A Contraf-CUT e os sindicatos cobraram respostas da direção do BNB sobre as irregularidades denunciadas pelo Ministério Público do Ceará ocorridas dentro da instituição, além de debaterem sobre andamento das comissões paritárias, durante mais uma reunião da mesa permanente de negociações ocorrida na quinta-feira 6 de fevereiro.
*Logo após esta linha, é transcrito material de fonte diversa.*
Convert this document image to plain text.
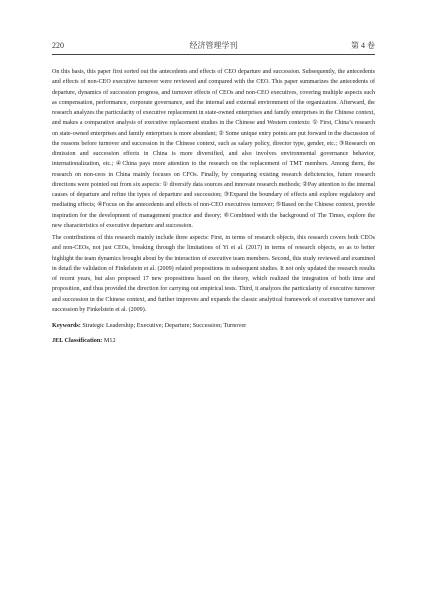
220	经济管理学刊	第 4 卷

On this basis, this paper first sorted out the antecedents and effects of CEO departure and succession. Subsequently, the antecedents and effects of non-CEO executive turnover were reviewed and compared with the CEO. This paper summarizes the antecedents of departure, dynamics of succession progress, and turnover effects of CEOs and non-CEO executives, covering multiple aspects such as compensation, performance, corporate governance, and the internal and external environment of the organization. Afterward, the research analyzes the particularity of executive replacement in state-owned enterprises and family enterprises in the Chinese context, and makes a comparative analysis of executive replacement studies in the Chinese and Western contexts: ① First, China’s research on state-owned enterprises and family enterprises is more abundant; ② Some unique entry points are put forward in the discussion of the reasons before turnover and succession in the Chinese context, such as salary policy, director type, gender, etc.; ③Research on dimission and succession effects in China is more diversified, and also involves environmental governance behavior, internationalization, etc.; ④China pays more attention to the research on the replacement of TMT members. Among them, the research on non-ceos in China mainly focuses on CFOs. Finally, by comparing existing research deficiencies, future research directions were pointed out from six aspects: ① diversify data sources and innovate research methods; ②Pay attention to the internal causes of departure and refine the types of departure and succession; ③Expand the boundary of effects and explore regulatory and mediating effects; ④Focus on the antecedents and effects of non-CEO executives turnover; ⑤Based on the Chinese context, provide inspiration for the development of management practice and theory; ⑥Combined with the background of The Times, explore the new characteristics of executive departure and succession.

The contributions of this research mainly include three aspects: First, in terms of research objects, this research covers both CEOs and non-CEOs, not just CEOs, breaking through the limitations of Yi et al. (2017) in terms of research objects, so as to better highlight the team dynamics brought about by the interaction of executive team members. Second, this study reviewed and examined in detail the validation of Finkelstein et al. (2009) related propositions in subsequent studies. It not only updated the research results of recent years, but also proposed 17 new propositions based on the theory, which realized the integration of both time and proposition, and thus provided the direction for carrying out empirical tests. Third, it analyzes the particularity of executive turnover and succession in the Chinese context, and further improves and expands the classic analytical framework of executive turnover and succession by Finkelstein et al. (2009).

Keywords: Strategic Leadership; Executive; Departure; Succession; Turnover
JEL Classification: M12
O Sindicato do Ceará compareceu como membro da Comissão Nacional dos Funcionários do BNB (CNFBNB), que auxilia a Contraf-CUT na mesa de negociação.
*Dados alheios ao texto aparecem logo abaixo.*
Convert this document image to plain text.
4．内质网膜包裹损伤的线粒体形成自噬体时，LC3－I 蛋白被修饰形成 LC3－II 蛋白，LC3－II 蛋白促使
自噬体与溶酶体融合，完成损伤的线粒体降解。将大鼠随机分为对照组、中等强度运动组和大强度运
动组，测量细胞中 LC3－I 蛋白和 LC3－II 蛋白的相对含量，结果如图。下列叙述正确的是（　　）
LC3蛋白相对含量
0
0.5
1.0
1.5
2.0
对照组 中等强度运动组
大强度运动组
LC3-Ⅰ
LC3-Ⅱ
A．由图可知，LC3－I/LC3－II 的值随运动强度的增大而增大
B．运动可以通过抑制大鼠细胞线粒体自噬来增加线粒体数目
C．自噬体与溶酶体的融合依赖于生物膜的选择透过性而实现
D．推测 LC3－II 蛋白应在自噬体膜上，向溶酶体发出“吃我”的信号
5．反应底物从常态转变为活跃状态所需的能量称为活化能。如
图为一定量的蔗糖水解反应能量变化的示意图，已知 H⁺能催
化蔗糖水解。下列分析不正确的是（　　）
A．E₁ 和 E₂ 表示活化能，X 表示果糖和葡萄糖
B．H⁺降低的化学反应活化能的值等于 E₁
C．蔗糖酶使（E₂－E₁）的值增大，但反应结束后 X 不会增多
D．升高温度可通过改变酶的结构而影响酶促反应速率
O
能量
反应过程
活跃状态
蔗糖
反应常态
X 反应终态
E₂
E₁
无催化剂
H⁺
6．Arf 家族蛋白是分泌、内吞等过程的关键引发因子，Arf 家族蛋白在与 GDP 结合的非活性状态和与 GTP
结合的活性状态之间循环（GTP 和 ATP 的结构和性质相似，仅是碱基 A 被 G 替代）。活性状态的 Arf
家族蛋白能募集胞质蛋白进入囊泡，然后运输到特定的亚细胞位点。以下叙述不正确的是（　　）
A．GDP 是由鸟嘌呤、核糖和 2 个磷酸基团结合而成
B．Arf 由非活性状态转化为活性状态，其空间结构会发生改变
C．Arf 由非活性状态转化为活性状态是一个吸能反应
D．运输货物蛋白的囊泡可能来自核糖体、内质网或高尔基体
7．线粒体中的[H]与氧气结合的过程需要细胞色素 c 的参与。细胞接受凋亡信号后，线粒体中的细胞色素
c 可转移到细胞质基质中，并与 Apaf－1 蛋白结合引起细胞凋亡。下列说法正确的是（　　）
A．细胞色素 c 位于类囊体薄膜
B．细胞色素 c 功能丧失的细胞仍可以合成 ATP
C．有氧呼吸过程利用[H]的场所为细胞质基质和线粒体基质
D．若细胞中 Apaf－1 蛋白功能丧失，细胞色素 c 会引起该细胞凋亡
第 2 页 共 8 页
De acordo com Tomaz de Aquino, coordenador da CNFBNB, os trabalhadores querem saber o que a direção do banco está fazendo para mudar essa realidade de constantes denúncias na imprensa.

“Nós não queremos mais ver o BNB nas páginas policiais, e sim nas páginas de economia, como o banco de fomento que queremos para o Nordeste. A nossa preocupação é com a defesa do patrimônio e da imagem pública do BNB, mas também com o futuro dos trabalhadores desse Banco”, afirmou.

O diretor administrativo do BNB, Nelson Antônio de Sousa, limitou-se a dizer que o banco vem colaborando com as investigações.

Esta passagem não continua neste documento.